The living is good in Salado because of the natural beauty of the area and because of the solid citizens like Felda Shanklin who lived there. She dates Salado’s economic decline to the 1920’s but writes confidently that Salado “still has good public school (sic) and its wide-awake churches, …service stations, grocery stores, post office and its museum.” That was 1960. What about Salado today?
Salado lies about 17 miles to the south of Harker Heights, the town where we live in Texas, and has a population of roughly 3,000. When we moved here in 2015 we were told that Salado was an artist community, up-and-coming. We first visited the town on a hot afternoon in August and went to an art show. There was pretty much nobody there. On another occasion, we went to Salado and most every shop was closed. Nobody was on the streets. On yet another occasion we decided to stroll the sculpture garden. Nothing there.
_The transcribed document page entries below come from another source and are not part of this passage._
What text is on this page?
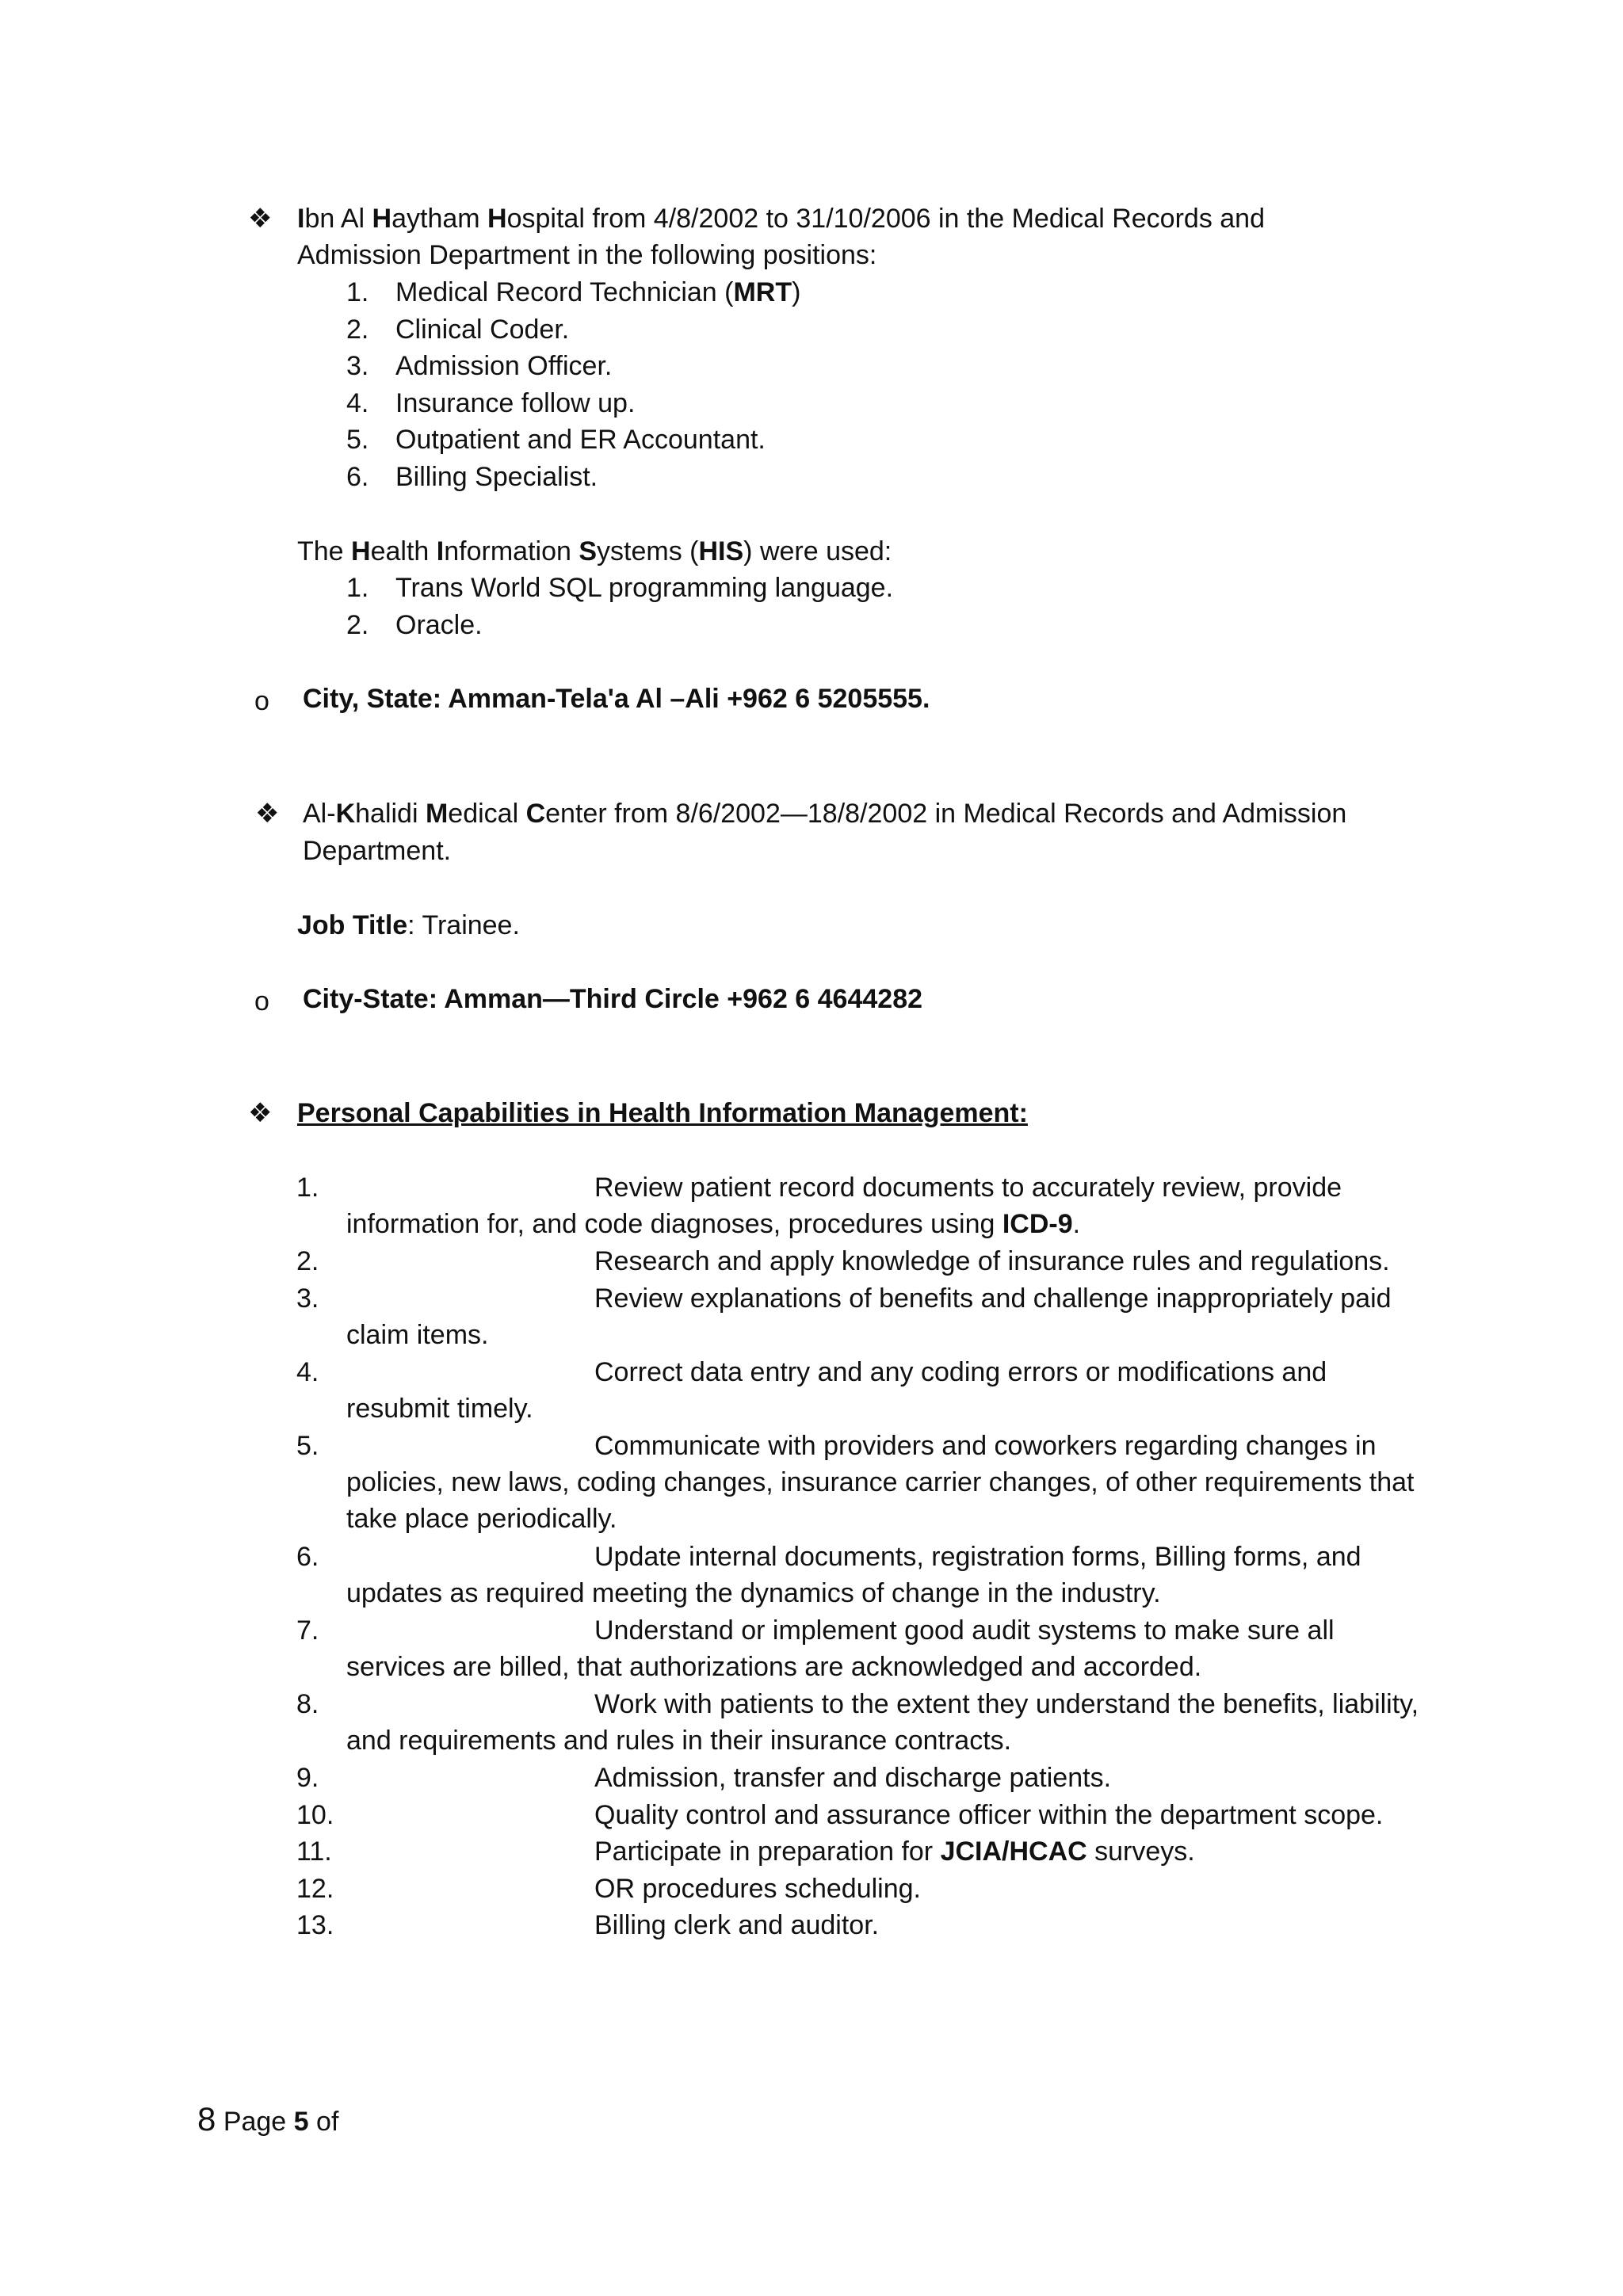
❖ Ibn Al Haytham Hospital from 4/8/2002 to 31/10/2006 in the Medical Records and
Admission Department in the following positions:
1. Medical Record Technician (MRT)
2. Clinical Coder.
3. Admission Officer.
4. Insurance follow up.
5. Outpatient and ER Accountant.
6. Billing Specialist.
The Health Information Systems (HIS) were used:
1. Trans World SQL programming language.
2. Oracle.
o City, State: Amman-Tela'a Al –Ali +962 6 5205555.
❖ Al-Khalidi Medical Center from 8/6/2002—18/8/2002 in Medical Records and Admission
Department.
Job Title: Trainee.
o City-State: Amman—Third Circle +962 6 4644282
❖ Personal Capabilities in Health Information Management:
1.	Review patient record documents to accurately review, provide information for, and code diagnoses, procedures using ICD-9.
2.	Research and apply knowledge of insurance rules and regulations.
3.	Review explanations of benefits and challenge inappropriately paid claim items.
4.	Correct data entry and any coding errors or modifications and resubmit timely.
5.	Communicate with providers and coworkers regarding changes in policies, new laws, coding changes, insurance carrier changes, of other requirements that take place periodically.
6.	Update internal documents, registration forms, Billing forms, and updates as required meeting the dynamics of change in the industry.
7.	Understand or implement good audit systems to make sure all services are billed, that authorizations are acknowledged and accorded.
8.	Work with patients to the extent they understand the benefits, liability, and requirements and rules in their insurance contracts.
9.	Admission, transfer and discharge patients.
10.	Quality control and assurance officer within the department scope.
11.	Participate in preparation for JCIA/HCAC surveys.
12.	OR procedures scheduling.
13.	Billing clerk and auditor.
8 Page 5 of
Of course, it’s all a matter of getting to “know the territory” as the song goes. And, once we did that, we were better able to appreciate Salado. Shops are open but only sometimes. Restaurants are open but only on certain days. (There are some good ones, like Barton House.) There is a glass-blowing studio, a brewery that now seems to have regular hours and the best thing we’ve discovered about Salado is the creek. Salado Creek has proven the perfect place to spend hot Texas afternoons with the entire family.
Salado Creek, August 2021 |
Salado is low-key and maybe ambivalent about its future. There are now—as of August 2021--sidewalks along Main Street. Previously, one shared the gravelly, dirt shoulder of the street with the cars. There are signs that say Open more often than they say Closed. The jury is still out on whether or not Salado will re-emerge with the vitality it had pre-1920.
One
of the reasons I like this book is because it gives me a perspective of just
how rural Texas was and still is. Mrs. Shanklin
writes that in 1896 her sister, Ola, got her first teaching job near
Nolanville, “in plain sight of Comanche Gap.”
Now, Nolanville is more or less where I live and Comanche Gap is about a
mile away as the crow flies. Mrs.
Shanklin writes that it was “beautiful” around Nolanville but “lonely.” For Mrs. Shanklin, Salado was home, the center
of her universe. For her and her sister,
our neck of the woods was the hinterlands! Here in Harker Heights, Texas we
really are in the middle of nowhere!